The bigger question is how engines would operate to meet the requirements here. Engines have separate read and write operators. The read /scan operator knows about the delete vector for a data file, but how does the write task know that a delete vector is present to rewrite it? Would you propose passing the delete vector path through with every record? Would you broadcast the state? I'm assuming that we want to avoid shuffling all of the previously deleted row information.

[m]I echo what Russell and Ryan said here. We need a bit more clarity on how that would be produced. How can we quickly locate an existing delete vector for a file?

[n]+1, I'll add sketches for each DML operation.

[o]Hi, I've added the section to add physical plan for delete and update. Merge into would be similar, so I ignore it. The core idea here is to add a `_dv_file` field in each record, and pass it through the whole pipeline so that we can process it in `WriteDelta` executor.

cc @Ryan Blue @Anton

[p]I don't think this is well specified above, but why wouldn't we want to store multiple bitmaps in the same delete file? Then a data file could just refer to offsets within that file, see Puffin Spec for example

[q]Good suggestion. But there are two concerns if we want to store multiple bitmaps in the same delete file:

1. Write amplification. That means we may need to write more deletion vector file when updating.

2. Concurrrent update problem. It makes concurrently update data files difficult.

[r]Why couldn’t we do this with existing positional deletes?

[s]A position delete file is more complex than a deletion vector file since it requires an extra column for file path, so we can't do it compress it with bitmap.

[t]This is inaccurate and creates a big concern for this proposal. The library must always produce tasks that specify what deletes need to be applied. How are those delete files tracked and how are they associated with data files during planning? If you're saying that planning can ignore them, how do readers know to apply them?

[u]You are right. I've updated the proposal to embed `DeleteionVectorFile` in `DataFile` struct, now it's true.

[v]Is the primary benefit of deletion vectors simply that you only have one to apply?

[w]It's one benefit. Another is that we can produce selection vector for vectorized execution engine rather than filtering records one by one. Following graph shows how it works.

[x]The exact same approach is already implemented. Take a look at ColumnVectorWithFilter and ColumnarBatchReader.

1 total reaction

Renjie Liu reacted with 👍 at 2023-10-11 06:07 AM

[y]I took a look the code, and it's similar to what I mean. But for position deletes, it still requires to open several files and merge all of them before reading. The actual performance degradation depends on the number of position deletes files.
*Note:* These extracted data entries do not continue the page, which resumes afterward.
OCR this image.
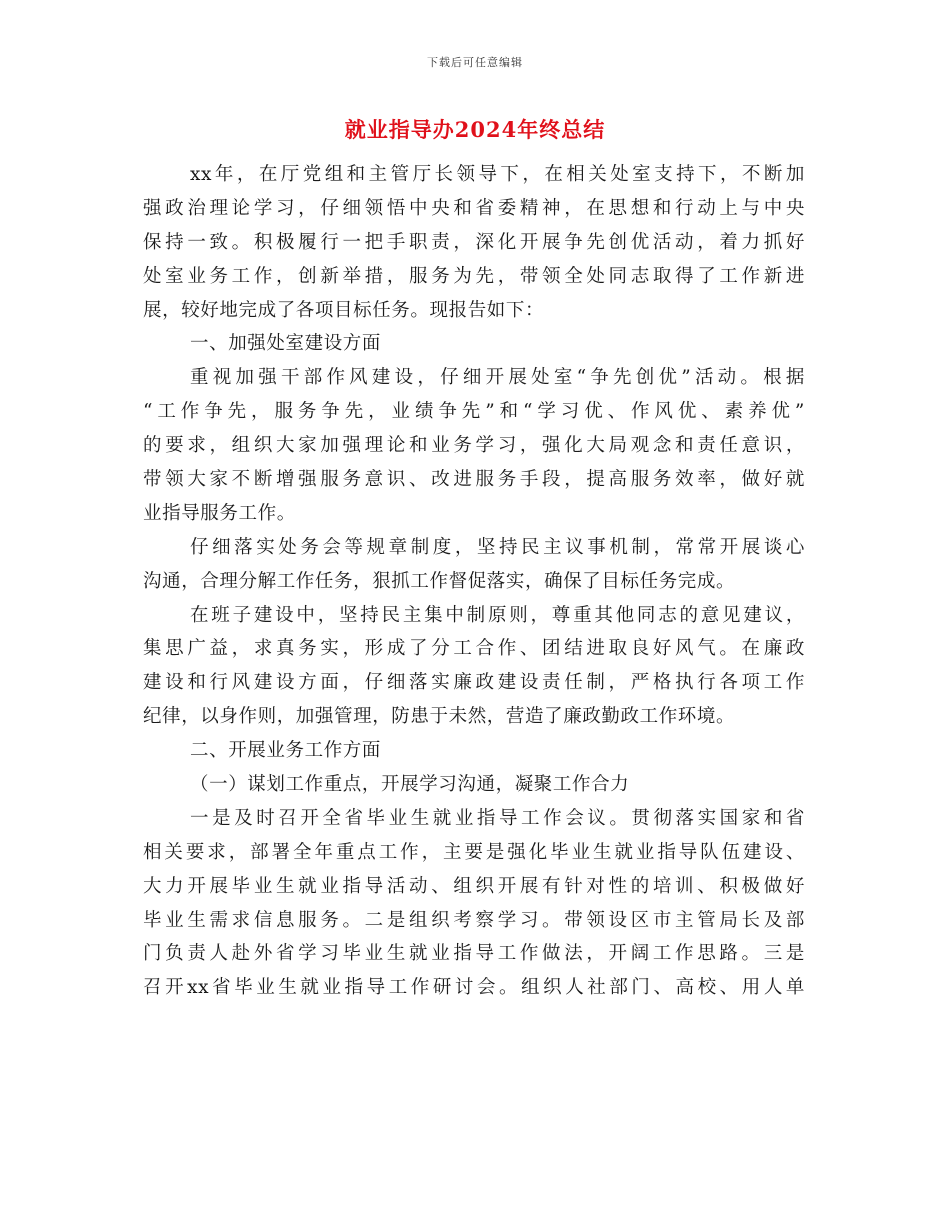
下载后可任意编辑
就业指导办2024年终总结
xx年，在厅党组和主管厅长领导下，在相关处室支持下，不断加
强政治理论学习，仔细领悟中央和省委精神，在思想和行动上与中央
保持一致。积极履行一把手职责，深化开展争先创优活动，着力抓好
处室业务工作，创新举措，服务为先，带领全处同志取得了工作新进
展，较好地完成了各项目标任务。现报告如下：
一、加强处室建设方面
重视加强干部作风建设，仔细开展处室“争先创优”活动。根据
“工作争先，服务争先，业绩争先”和“学习优、作风优、素养优”
的要求，组织大家加强理论和业务学习，强化大局观念和责任意识，
带领大家不断增强服务意识、改进服务手段，提高服务效率，做好就
业指导服务工作。
仔细落实处务会等规章制度，坚持民主议事机制，常常开展谈心
沟通，合理分解工作任务，狠抓工作督促落实，确保了目标任务完成。
在班子建设中，坚持民主集中制原则，尊重其他同志的意见建议，
集思广益，求真务实，形成了分工合作、团结进取良好风气。在廉政
建设和行风建设方面，仔细落实廉政建设责任制，严格执行各项工作
纪律，以身作则，加强管理，防患于未然，营造了廉政勤政工作环境。
二、开展业务工作方面
（一）谋划工作重点，开展学习沟通，凝聚工作合力
一是及时召开全省毕业生就业指导工作会议。贯彻落实国家和省
相关要求，部署全年重点工作，主要是强化毕业生就业指导队伍建设、
大力开展毕业生就业指导活动、组织开展有针对性的培训、积极做好
毕业生需求信息服务。二是组织考察学习。带领设区市主管局长及部
门负责人赴外省学习毕业生就业指导工作做法，开阔工作思路。三是
召开xx省毕业生就业指导工作研讨会。组织人社部门、高校、用人单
[z]It would be good to have a more in-depth performance analysis of this for different scenarios.   Is having a delete vector per data file always going to be a win in terms of read IO reduction vs. the current positional delete representation?  Is there enough of a difference in performance to justify the cost & complexity of introducing a new way to represent row-level deletes?  Even if the plan is to deprecate the current positional deletes there would be some time window over which engines need to continue support for the old format.

1 total reaction

Renjie Liu reacted with 👍 at 2023-10-12 01:28 AM

[aa]After considering the functionality of time travel, it seems impossible to maintain only one deletion vector for each snapshot generated, given that we need to account for deletes.

[ab]I’m confused by this paragraph, how is this different and why do we need to store deleted row data

[ac]The spec https://iceberg.apache.org/spec/#delete-formats

here says that it has an extra column called `row`, which stores deleted row data.

[ad]That is optional, and as far as I know no writers actually use it

[ae]Are they used in planning phase?